It’s my fault. I knew this would happen.
This past Monday I sat on the couch and reveled in the Celtic’s complete dismantling of the Magic. Their 3-0 lead partnered with the Lakers dominant looking 2-0 over the Suns meant, in my mind, that a Lakers vs. Celtics finals was imminent. Images of Bird and Magic battling and Kurt Rambis being clothes-lined were running through my head.
Sunday night the Los Angeles crowd had thrown down the gauntlet. Chants of “We want Boston” issued the challenge. The Garden responded eagerly, as it always does. “Beat L.A.” was the response. The greatest rivalry in NBA basketball was about to be renewed.
I was in all out “Beat L.A.” mode. This is where I stumbled.
I have always jokingly (sort of) preached against jinxing your team. If your team won a playoff game with everyone in certain seats then they better be in those seats come game 2 of the series. Up 1 in the 9th with 2 outs is not the time to adjust your cap. Why mess with success?
Do these things actually affect anything? Maybe not. But are you willing to risk it? Are you willing to have the weight of a playoff collapse placed on your desire to wash your shirt? I didn’t think so.
Despite my history as the Jinx-Police – I dropped my guard. In my exuberance for the impending clash I wanted to do my part. I entered “Beat LA t-shirts” into Google, and found the simple, yet classic shirt that took over Beantown for the mid-80’s. Eighteen bucks – a steal. My decision was made.
As my cursor hovered over the “Complete Purchase” button a fleeting moment of wisdom washed over me. Did we not just witness the Boston Bruins blow a 3-0 series lead. Would it kill me to wait two days for them to close out the series and THEN order the shirt? I ran it by the family and they just chuckled – assuming I would never make such an egregious error. My mind then drifted to the way the Celtics were making Orlando look like a high school squad and my enlightenment left me. I ordered the shirt.
Then game 4 happened. With a little help from a dull C’s effort and Paul Pierce conducting the worst final possession since Naismith hung a peach basket on a wall – the Magic won the game in OT (on the Garden parquet, no less) in eerily similar fashion to Game 4 of the Flyers/Bruins series. I was troubled. Yet we had beat them twice on the road already. Surely we would close them out in game 5.
Nope.
The Green got outplayed, and outhustled in every facet of game 5. I watched in dismay as the energetic Magic ran circles around our AARP stars. I cringed as Perkins collected his seventh, playoff technical foul and was ejected (a terrible call – justly earned by Perkins consistently winsome personality and gracious spirit). A handful of Celtic concussions later and the whole team – not just Big Baby – was looking like they had spent one too many rounds in the ring with Mike Tyson. 113-92 and it wasn’t that close.

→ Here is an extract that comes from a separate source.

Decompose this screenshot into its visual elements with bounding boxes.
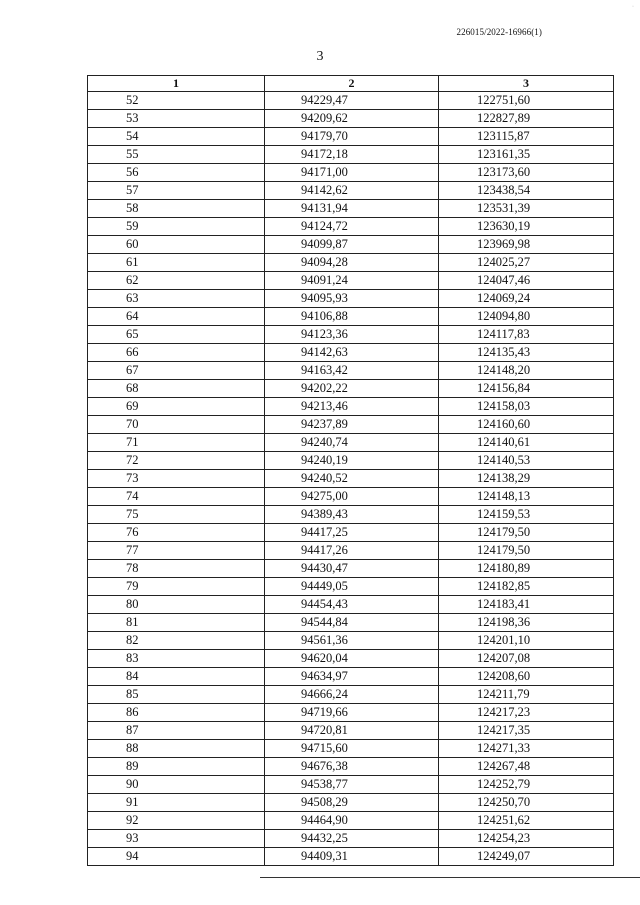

What about L.A.? The Lakers dropped their next two in ugly fashion. The Lakers and C’s were 0-4 since I had purchased “the shirt”. I now began envisioning my shirt arriving in the mail, as nothing more than a depressing reminder of a second playoff collapse in a month.
So, there it is. If you had told me at the beginning of the series that we would be up 3-2 with a chance to close it out at the Garden, I would have been thrilled. There is still no reason we shouldn’t punch a ticket to the Finals tonight. Yet, just a few hours before the game I am in panic mode and it’s all my fault.
If things go horribly awry tonight – I’m sorry Boston. I’m sorry.